A serious leg injury kept Gazzar in a Pakistani hospital for over a month. There, a CIA agent questioned him. In an interview, Gazzar said that at this point, he suspected he would “get transferred to the Americans.” The interview, published on CagePrisoners.com, was conducted by former Guantanamo detainee Moazzam Begg Cage. The website belongs to a London-based human rights group that campaigns on the behalf of Muslims detained or imprisoned as part of the so-called War on Terror.

“We had begun to hear they were looking for Arabs,” said Gazzar.

Journalist Andy Worthington, author of the Guantanamo Files, published an extract on his website about why Gazzar thought the Americans had detained him. The extract came from an exchange between Gazzar and one of the officers in his military tribunal at Guantanamo. Gazzar said that he was sold for bounty to the Americans.

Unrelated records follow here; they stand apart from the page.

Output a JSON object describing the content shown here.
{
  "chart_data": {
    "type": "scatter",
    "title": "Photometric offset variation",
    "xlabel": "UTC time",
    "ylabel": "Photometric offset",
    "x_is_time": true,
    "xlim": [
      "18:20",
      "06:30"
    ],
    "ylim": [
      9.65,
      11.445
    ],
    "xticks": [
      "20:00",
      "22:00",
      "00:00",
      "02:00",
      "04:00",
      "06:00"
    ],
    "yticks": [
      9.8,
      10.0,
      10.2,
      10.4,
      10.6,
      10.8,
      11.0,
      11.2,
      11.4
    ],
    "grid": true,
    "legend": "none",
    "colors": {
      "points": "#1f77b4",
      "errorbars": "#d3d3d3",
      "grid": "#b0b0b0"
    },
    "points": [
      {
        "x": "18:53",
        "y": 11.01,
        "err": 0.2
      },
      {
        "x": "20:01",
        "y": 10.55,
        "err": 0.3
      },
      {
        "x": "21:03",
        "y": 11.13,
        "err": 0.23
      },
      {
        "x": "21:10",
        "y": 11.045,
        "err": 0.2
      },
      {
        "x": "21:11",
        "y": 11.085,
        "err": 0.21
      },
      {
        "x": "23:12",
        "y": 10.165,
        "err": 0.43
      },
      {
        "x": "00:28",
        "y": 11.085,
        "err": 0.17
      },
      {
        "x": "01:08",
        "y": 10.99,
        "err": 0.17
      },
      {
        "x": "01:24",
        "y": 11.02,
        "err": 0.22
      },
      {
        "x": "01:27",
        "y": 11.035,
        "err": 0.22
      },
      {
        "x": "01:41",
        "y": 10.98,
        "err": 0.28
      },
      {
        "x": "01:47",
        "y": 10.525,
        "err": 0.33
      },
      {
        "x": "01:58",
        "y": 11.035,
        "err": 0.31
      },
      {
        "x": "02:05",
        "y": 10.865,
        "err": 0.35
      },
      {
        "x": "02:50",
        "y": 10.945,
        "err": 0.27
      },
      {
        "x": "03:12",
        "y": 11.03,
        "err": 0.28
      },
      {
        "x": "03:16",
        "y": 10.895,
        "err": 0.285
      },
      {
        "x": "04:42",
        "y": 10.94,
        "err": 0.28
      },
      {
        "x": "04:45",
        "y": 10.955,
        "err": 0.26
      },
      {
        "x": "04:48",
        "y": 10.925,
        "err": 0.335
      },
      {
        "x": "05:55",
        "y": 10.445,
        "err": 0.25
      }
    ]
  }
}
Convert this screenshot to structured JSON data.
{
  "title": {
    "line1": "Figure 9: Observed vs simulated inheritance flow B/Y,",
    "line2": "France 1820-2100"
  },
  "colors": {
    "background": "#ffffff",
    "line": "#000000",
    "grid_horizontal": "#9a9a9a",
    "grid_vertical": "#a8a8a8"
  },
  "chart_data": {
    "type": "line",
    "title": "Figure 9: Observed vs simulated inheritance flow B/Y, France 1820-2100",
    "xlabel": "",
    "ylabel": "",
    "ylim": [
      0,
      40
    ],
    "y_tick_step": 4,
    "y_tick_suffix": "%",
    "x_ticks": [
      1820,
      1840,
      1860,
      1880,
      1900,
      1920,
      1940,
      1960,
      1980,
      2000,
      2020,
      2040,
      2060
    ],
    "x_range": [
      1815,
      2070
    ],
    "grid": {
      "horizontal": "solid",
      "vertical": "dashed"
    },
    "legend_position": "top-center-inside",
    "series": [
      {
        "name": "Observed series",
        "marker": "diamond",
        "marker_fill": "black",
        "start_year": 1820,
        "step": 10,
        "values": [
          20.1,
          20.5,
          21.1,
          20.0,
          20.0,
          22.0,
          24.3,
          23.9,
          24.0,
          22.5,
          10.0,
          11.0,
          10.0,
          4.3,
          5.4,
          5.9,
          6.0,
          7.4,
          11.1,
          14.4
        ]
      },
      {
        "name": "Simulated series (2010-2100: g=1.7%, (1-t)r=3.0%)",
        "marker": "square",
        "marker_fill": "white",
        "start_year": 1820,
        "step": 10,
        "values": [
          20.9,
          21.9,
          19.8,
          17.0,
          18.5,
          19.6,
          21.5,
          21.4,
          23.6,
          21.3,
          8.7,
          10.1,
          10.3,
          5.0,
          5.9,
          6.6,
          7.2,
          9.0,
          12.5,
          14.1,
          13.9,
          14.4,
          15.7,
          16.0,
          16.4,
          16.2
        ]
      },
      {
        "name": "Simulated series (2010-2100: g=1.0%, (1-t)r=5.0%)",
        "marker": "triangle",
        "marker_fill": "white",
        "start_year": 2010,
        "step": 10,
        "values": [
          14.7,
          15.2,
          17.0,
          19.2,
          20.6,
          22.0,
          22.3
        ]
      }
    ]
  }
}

When the US officer challenged him, he replied, “In Pakistan you can buy people for US$10. So what about US$5000?”

The mistreatment began as soon as he was handed over to the Americans. He spent 24 hours in a leaking tent in Kandahar during a storm, where “medics came and cut off all my clothes and bandages on my injury with scissors and left me naked,” he told Begg.

“They were screaming at me that I deserved what was happening to me, and that I’m about to die as a terrorist.”

According to his account, he was taken to another tent and physically assaulted.

According to Gazzar’s interview with Begg, Gazzar’s wound festered in Guantanamo. He says that gangrene set in, and was not offered any treatment other than basic dressings. On one occasion, he refused a doctor’s offer of painkillers in return confessing to be a member of Al-Qaeda, according to his account.

As the gangrene spread, Gazzar had no option but to consent to an amputation, even though Pakistani doctors had told him earlier that his leg could be saved.

Ashraf al-Gazzar sees his prosecution in Egypt as the product of "US pressure" in the wake of the 11 September attacks.

However, Egypt had begun its own war on Islamists long before the US recruited the country post-11 September. Egyptian expertise in extracting confessions made Egypt one of the primary locations for extraordinary rendition and interrogation of suspects.